Theorem (Kuratowski, ’30) A graph is non-planar if and only if it contains a homeomorph of the complete graph K5 or a homeomorph of the complete bipartite graph K3,3 as a subgraph.
Remark Highly efficient algorithms for planarity testing are known, and they have running time which is linear in the input size. This issue remains an active research topic. These algorithms use advanced data structures and are beyond the level of our course.
Maximum Clique Size and Chromatic Number
Fact Since the complete graph K5 is non-planar, if G is a planar graph, then it has maximum clique size at most 4.
Note The following result, known as the “four color theorem” has a history spanning more than 100 years.

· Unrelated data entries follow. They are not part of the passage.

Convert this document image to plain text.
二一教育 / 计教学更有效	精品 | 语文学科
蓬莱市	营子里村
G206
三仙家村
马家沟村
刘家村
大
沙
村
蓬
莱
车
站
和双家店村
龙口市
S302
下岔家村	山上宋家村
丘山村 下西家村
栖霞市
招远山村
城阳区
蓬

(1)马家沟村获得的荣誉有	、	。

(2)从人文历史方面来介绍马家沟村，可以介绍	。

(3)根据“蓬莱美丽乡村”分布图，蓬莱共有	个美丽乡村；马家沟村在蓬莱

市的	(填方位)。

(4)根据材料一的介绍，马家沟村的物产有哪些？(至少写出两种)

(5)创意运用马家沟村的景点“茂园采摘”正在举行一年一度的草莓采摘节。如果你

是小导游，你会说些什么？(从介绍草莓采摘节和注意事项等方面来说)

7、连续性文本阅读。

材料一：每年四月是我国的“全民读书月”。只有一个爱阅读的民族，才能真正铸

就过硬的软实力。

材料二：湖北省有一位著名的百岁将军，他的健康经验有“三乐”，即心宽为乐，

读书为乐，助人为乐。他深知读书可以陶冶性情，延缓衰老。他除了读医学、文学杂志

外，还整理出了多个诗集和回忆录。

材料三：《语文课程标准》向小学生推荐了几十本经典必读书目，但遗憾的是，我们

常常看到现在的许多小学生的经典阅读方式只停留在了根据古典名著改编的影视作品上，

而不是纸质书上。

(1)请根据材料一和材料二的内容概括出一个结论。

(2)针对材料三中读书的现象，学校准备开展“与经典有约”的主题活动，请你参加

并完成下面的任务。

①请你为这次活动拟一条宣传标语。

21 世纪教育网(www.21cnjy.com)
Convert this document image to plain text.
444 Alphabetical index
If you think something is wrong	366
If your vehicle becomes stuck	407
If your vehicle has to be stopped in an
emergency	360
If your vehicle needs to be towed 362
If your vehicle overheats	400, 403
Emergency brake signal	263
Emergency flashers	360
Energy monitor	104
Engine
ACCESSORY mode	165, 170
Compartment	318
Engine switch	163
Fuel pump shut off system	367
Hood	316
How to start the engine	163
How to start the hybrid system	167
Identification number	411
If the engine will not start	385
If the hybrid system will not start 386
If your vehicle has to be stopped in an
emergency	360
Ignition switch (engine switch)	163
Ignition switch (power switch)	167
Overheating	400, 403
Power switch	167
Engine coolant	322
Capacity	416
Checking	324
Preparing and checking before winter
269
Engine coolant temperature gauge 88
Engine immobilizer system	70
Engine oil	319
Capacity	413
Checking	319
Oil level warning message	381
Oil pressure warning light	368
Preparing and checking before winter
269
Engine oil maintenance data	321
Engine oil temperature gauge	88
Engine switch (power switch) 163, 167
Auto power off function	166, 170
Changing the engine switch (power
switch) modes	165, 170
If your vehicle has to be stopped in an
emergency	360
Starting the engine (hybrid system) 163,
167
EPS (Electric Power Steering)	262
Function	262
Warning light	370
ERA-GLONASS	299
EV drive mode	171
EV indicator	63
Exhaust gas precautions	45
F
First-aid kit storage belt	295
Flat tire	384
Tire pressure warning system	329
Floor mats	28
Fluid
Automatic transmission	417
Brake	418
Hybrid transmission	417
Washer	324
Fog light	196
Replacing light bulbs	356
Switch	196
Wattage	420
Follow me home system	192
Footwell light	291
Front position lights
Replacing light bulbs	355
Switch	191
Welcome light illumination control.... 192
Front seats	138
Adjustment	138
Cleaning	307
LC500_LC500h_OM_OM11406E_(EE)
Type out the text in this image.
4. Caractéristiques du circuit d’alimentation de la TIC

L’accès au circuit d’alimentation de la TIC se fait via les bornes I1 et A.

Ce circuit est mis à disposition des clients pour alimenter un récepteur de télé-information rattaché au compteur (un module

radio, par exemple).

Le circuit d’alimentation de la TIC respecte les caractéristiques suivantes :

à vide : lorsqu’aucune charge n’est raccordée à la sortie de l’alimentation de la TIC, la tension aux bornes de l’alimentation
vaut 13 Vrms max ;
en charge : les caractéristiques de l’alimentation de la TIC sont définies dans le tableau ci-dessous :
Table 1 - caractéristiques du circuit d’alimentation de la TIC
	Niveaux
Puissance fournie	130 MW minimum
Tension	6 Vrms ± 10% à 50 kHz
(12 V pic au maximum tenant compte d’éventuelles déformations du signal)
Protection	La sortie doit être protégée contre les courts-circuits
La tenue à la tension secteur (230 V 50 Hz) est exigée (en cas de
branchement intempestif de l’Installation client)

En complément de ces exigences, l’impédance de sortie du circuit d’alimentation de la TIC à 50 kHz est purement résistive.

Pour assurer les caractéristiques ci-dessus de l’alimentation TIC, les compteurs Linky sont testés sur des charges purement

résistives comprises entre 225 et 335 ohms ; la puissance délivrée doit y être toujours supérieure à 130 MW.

Theorem If G is a planar graph, then the chromatic number of G is at most 4, i.e., G can be 4 –colored.
Coloring Planar Maps
Historical Note The problem of coloring a planar map so that states/countries/regions sharing a common boundary have different colors is a problem with a several hundred year history. The map shown below is the state of Georgia and is due to David H. Burr (1803 – 1875). Note that it has been 5-colored, so Mr. Burr could have done better!!!
Planar Graphs and Planar Maps (1)
Observation A planar graph has a dual graph which is also planar. In the dual graph, the concepts of faces and vertices are interchanged.
Planar Graphs and Planar Maps (2)
Observation Insert a “capital city” in each region. Don’t forget the infinite region.
Planar Graphs and Planar Maps (3)
Observation Join two capitals with an edge when their respective regions share a boundary edge.
Planar Graphs and Planar Maps (4)
Observation Remove the original graph to obtain the dual graph.
The Four Color Theorem
Theorem (Appel and Haken, 1977) If G is a planar graph, then G can be 4-colored.
Historical Note The proof remains a controversial issue … for two reasons. First, it used extensive computing to verify certain claims. Second, some researchers are not convinced that the paper and pencil reductions to the computational stage are complete and correct.
The Four Color Theorem (2)
Follow-up Note Robertson, Sanders, Seymour and Thomas, 1996, have given a definitive, albeit still computer based proof, of the Four Color Theorem. The correctness of their programs has been verified independently by multiple sources. You can find a number of fascinating stories about this problem by doing a web search … but a word of caution that the final chapter in this story has yet to be written!! Nevertheless, the basic approach of Appel and Haken has been validated … and RSST were clear in their work about this fact.